One important lesson we can learn from this case is that shrinking of tumour or mass after chemotherapy is meaningless   – indeed, it is misleading and has no meaning.  Let me highlight the important points again. After the first few chemos the mass became smaller and smaller as evidenced by the CT scan. So everybody was happy – the patient was happy, his family members were happy and the oncologist was equally happy. But do we (especially those who see this happen every day) not realize through experience that this shrinking of tumour is meaningless? Experience shows that the mass would grow in size again soon afterwards. The previous gain is often lost after more chemos. Is this not what happened most of the time?

Let us go back to the CT scan reports again:

26 January 2012: Right supraglottic soft tissue is reduced in size. Bilateral supraclavicular nodes are partially regressed.

5 March 2012: There is further regression of right supraglottic soft tissue.

28 March 2012:  The mediastinal mass has increased in size. Anterior mediastinal nodes have also increased in size.

One would want to believe that with more and more chemotherapy, the mass will go on reducing in size until it disappears. No, this did not happen! And this phenomenon occurs often!  Read what Dr. Ralph Moss said below:



Chemotherapy did not cure him. In fact the treatment made him worse. But the doctor told YHC to continue with more chemo and radiotherapy.  YHC refused further medical treatment saying, “I would have to do more and more chemo and eventually “bye, bye!” He had spent more than RM 100,000 and was not going anywhere. Even the oncologist told him, “more chemo is not going to make him better. His condition would turn from bad to worse.” Why do more chemo then?

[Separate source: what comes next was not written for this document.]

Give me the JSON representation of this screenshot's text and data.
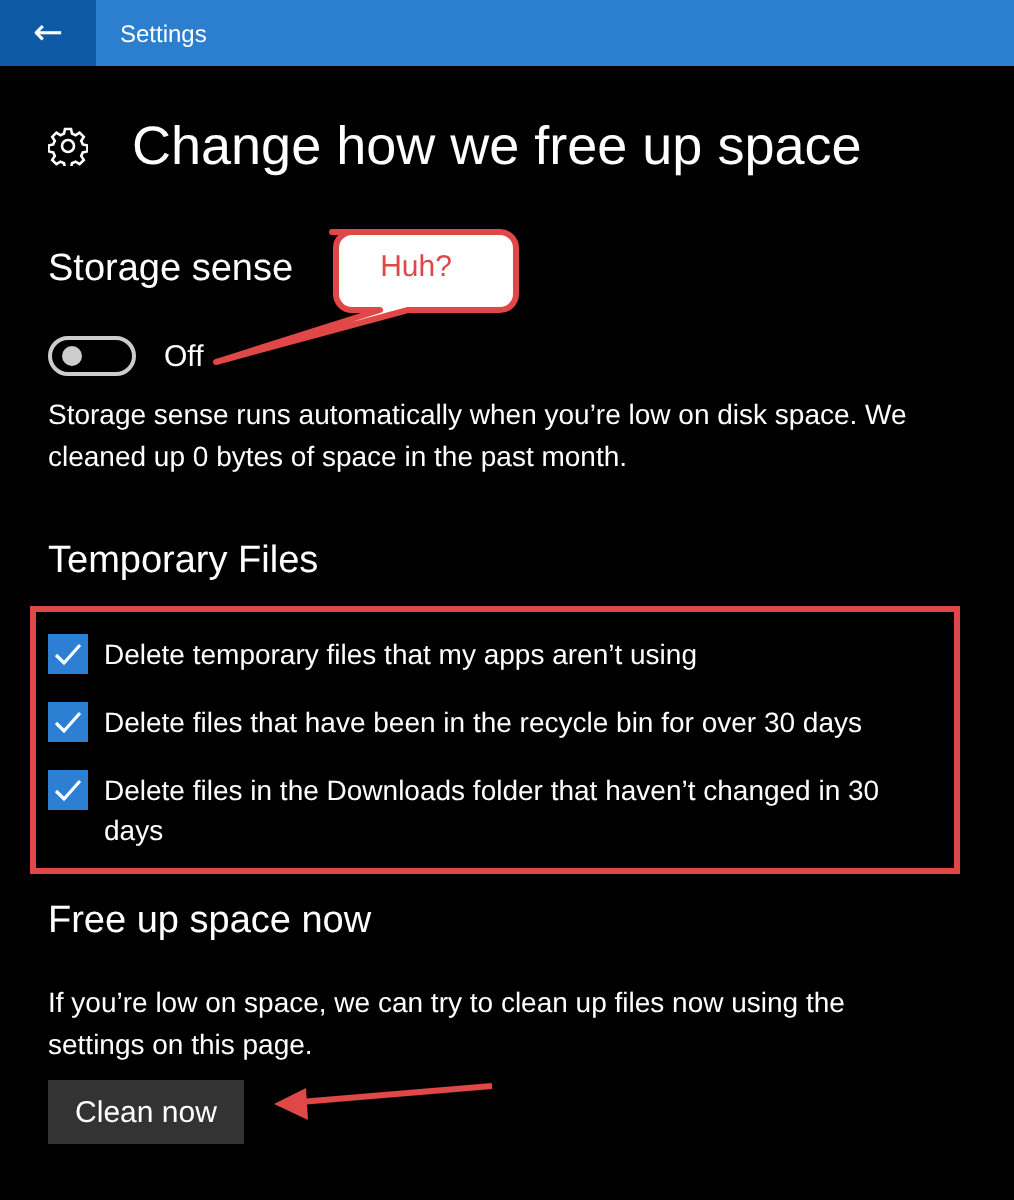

To me, the crucial point is not whether the tumour shrinks or not, but rather can the cancer be cured by the treatment.  If the treatment cannot cure, then shrinking of tumour is meaningless. I would prefer to advise patients to be happy and just be contented if they feel better after the treatment rather than place their hope on a shrinking tumour that brings them nowhere.